CARDINAL NEWS was at the shooting scene during the investigation at D Hangout on Sunday, September 9, 2018 instead of the news helicopters.
As police radio communications are encrypted and even some fire communications are encrypted, be prepared for more deceptive, manipulative, and/or cryptic information — or even zero information — regarding what is truly happening in some of our communities. Be prepared for this while your local government boasts that the police department is very transparent. The modern police and local government trends also provide an open door facilitating future corruption in local government. Sunshine and information keeps a community true and clean. Darkness provides opportunity for corruption and criminals.
Is the police chief subtly calling out the news media for being somewhere when they’re not necessary, and then not being somewhere when something is newsworthy? Maybe. She is certainly saying, don’t take signals from news media, watch the Elgin Police Department’s Facebook page (which barely provided any information). She just acted as a leader of a monopoly with an excessive control over public safety information. We all know that monopolies can be abusive, and that monopolies tend to provide lesser quality goods or services at a higher price than companies in a competitive environment. Local government can unfairly dominate their hold on information and effectively exert their control to embarrass the news media, and devaluate the services that the news media provides.
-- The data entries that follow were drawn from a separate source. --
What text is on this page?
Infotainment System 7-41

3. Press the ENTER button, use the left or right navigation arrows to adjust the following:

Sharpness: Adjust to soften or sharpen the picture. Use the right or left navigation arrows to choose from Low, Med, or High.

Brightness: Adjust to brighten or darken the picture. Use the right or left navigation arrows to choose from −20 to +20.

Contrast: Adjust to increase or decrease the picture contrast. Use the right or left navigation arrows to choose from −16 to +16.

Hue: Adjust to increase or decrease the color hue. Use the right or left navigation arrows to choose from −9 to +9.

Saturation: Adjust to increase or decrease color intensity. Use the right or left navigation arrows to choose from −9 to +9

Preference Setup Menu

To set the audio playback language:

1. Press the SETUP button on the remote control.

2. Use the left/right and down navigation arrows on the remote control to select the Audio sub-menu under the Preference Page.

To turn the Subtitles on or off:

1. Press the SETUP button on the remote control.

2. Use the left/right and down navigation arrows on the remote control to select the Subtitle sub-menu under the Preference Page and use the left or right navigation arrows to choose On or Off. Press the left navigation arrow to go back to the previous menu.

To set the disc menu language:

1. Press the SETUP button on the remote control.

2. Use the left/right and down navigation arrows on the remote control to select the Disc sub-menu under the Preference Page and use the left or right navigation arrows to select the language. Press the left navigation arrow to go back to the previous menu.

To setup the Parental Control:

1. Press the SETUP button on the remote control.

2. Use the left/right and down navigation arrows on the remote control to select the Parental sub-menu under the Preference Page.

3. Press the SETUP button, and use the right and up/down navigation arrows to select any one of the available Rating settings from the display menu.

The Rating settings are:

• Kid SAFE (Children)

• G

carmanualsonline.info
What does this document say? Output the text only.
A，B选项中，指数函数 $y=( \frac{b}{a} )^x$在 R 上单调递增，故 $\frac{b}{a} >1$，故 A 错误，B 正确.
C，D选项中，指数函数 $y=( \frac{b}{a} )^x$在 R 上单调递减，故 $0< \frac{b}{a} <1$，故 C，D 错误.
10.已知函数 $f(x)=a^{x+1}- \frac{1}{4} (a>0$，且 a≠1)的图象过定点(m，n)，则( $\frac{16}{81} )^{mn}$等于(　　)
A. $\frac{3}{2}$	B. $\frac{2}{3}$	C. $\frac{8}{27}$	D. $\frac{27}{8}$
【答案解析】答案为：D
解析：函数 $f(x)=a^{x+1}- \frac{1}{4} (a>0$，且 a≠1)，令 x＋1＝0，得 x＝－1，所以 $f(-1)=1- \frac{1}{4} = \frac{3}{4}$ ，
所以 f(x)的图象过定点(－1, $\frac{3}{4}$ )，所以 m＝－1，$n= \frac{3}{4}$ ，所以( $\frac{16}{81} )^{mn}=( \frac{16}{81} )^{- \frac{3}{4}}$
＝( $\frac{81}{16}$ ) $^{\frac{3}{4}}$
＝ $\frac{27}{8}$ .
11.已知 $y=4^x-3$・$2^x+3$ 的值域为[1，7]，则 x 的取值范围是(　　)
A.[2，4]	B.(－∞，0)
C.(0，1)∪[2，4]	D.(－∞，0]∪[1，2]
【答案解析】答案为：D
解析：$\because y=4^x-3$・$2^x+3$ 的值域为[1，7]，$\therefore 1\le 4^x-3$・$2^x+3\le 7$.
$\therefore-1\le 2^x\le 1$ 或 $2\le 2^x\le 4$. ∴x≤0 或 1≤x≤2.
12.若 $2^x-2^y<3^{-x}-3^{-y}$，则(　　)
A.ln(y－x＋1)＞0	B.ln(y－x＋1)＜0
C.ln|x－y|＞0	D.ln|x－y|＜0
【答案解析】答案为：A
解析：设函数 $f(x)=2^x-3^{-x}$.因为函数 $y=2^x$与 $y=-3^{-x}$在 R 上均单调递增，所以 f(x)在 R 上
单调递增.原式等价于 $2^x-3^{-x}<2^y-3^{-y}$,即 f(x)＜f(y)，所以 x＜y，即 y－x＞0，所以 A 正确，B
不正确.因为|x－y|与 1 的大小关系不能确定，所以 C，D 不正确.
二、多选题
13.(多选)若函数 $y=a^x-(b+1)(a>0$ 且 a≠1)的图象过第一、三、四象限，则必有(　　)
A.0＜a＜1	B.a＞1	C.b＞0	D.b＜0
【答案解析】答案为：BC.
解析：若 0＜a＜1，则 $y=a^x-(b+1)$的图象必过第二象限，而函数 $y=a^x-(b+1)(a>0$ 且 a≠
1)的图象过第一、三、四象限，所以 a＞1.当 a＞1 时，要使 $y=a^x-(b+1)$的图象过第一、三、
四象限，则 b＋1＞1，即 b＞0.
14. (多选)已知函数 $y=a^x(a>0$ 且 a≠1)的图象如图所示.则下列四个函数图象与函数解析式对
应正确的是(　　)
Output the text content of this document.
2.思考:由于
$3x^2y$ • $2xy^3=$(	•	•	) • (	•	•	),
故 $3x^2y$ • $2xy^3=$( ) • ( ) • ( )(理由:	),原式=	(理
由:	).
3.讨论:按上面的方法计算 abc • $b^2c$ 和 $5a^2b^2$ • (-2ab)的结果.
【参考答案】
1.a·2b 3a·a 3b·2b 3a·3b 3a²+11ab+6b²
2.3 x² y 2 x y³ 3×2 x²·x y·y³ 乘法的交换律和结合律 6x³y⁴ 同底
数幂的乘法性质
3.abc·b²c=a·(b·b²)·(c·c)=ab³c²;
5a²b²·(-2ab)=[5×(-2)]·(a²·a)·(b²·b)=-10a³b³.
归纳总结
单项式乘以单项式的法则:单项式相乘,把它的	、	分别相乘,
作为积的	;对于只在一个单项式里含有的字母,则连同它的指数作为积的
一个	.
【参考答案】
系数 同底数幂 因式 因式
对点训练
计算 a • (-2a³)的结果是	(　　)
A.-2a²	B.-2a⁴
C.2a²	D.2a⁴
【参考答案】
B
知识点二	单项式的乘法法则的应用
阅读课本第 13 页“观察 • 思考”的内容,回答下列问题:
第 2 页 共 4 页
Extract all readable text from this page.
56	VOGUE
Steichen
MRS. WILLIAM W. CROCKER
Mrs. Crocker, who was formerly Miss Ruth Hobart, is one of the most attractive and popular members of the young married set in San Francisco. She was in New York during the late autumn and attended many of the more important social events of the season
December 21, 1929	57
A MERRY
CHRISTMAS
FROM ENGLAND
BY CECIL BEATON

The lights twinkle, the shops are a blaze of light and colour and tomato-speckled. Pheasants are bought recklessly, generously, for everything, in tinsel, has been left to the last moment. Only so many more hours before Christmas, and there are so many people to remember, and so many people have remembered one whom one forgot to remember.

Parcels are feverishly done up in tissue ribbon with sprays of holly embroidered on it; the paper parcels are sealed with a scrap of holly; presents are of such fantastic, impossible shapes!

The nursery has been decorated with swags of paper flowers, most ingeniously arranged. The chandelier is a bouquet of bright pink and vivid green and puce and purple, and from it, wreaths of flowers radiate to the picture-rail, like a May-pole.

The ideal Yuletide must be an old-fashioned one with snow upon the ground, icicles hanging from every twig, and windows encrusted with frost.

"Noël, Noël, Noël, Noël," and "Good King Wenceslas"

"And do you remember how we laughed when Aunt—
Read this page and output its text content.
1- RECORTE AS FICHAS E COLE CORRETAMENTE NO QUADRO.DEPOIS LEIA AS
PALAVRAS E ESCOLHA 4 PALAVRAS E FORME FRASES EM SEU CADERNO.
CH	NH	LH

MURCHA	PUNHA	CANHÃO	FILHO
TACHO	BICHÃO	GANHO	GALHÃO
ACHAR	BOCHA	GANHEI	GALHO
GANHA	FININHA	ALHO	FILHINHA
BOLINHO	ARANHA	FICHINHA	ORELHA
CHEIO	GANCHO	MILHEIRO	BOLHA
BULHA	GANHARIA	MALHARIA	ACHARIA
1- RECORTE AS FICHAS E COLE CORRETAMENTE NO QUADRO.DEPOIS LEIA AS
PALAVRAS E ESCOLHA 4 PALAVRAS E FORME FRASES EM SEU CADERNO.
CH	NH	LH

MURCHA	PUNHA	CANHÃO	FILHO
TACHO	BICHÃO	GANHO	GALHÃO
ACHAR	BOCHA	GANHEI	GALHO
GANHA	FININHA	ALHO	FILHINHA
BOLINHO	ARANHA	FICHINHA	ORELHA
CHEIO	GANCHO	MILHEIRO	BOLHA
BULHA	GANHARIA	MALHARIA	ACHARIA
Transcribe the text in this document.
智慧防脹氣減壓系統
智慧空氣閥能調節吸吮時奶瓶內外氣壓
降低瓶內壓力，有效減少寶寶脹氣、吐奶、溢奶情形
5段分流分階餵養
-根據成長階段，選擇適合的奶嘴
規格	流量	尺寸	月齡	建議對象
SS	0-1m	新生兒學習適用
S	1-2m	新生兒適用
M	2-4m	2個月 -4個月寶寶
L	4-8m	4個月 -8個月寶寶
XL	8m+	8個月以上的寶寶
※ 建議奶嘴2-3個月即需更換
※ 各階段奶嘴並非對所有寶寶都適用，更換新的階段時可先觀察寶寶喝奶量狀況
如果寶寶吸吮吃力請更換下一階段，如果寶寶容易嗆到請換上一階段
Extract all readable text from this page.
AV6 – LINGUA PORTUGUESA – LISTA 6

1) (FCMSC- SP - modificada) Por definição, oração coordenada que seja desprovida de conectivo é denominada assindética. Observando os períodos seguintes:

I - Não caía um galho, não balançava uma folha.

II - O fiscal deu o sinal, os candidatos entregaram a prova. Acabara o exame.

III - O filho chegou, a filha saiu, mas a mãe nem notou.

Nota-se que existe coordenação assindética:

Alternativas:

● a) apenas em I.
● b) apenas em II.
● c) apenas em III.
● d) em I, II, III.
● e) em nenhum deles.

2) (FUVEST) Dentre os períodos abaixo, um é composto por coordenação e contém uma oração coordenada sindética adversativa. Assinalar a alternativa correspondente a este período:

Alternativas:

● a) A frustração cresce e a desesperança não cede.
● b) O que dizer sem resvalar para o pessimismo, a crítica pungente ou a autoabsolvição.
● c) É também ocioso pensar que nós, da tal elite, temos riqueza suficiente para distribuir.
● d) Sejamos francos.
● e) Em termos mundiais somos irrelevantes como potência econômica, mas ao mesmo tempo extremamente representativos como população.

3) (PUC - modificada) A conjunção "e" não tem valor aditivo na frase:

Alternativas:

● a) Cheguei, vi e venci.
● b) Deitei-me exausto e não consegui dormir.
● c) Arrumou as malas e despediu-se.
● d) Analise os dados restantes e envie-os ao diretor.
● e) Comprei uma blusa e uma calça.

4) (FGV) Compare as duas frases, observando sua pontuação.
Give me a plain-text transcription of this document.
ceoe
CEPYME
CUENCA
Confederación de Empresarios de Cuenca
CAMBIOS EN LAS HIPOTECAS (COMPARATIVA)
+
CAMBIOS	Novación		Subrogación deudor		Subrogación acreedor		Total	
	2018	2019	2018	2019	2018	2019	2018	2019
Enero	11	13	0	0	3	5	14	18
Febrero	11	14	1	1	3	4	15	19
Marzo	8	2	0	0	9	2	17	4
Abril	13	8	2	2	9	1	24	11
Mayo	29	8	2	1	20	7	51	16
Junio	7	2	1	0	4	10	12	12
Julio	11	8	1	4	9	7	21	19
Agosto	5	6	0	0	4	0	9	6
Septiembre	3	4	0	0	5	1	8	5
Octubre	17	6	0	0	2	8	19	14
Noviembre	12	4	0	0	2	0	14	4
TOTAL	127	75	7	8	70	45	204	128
In conclusion at the end of the day, the Elgin Police Department did not confirm or deny whether anyone was arrested or whether a weapon was involved. Perhaps more important was that the Elgin police chief had the audacity and arrogance to indoctrinate the citizens of Elgin about how to think about these incidents.
Friday in Elgin it was “There’s nothing to see here” vs. “If you see something, say something.”
Chalk one up for “There’s nothing to see here.” With this attitude, you just might hesitate or miss identifying a cycle of domestic abuse, and miss the opportunity to save someone’s life. The Elgin Police Chief’s Message: “Don’t believe your own eyes. Trust the little bit we tell you on Facebook.”
NOTE: The Elgin Police Department has recently provided a “Calls for Service” database with map support and other crime statistics that is superior compared to information provided by other municipalities in Chicagoland suburbs.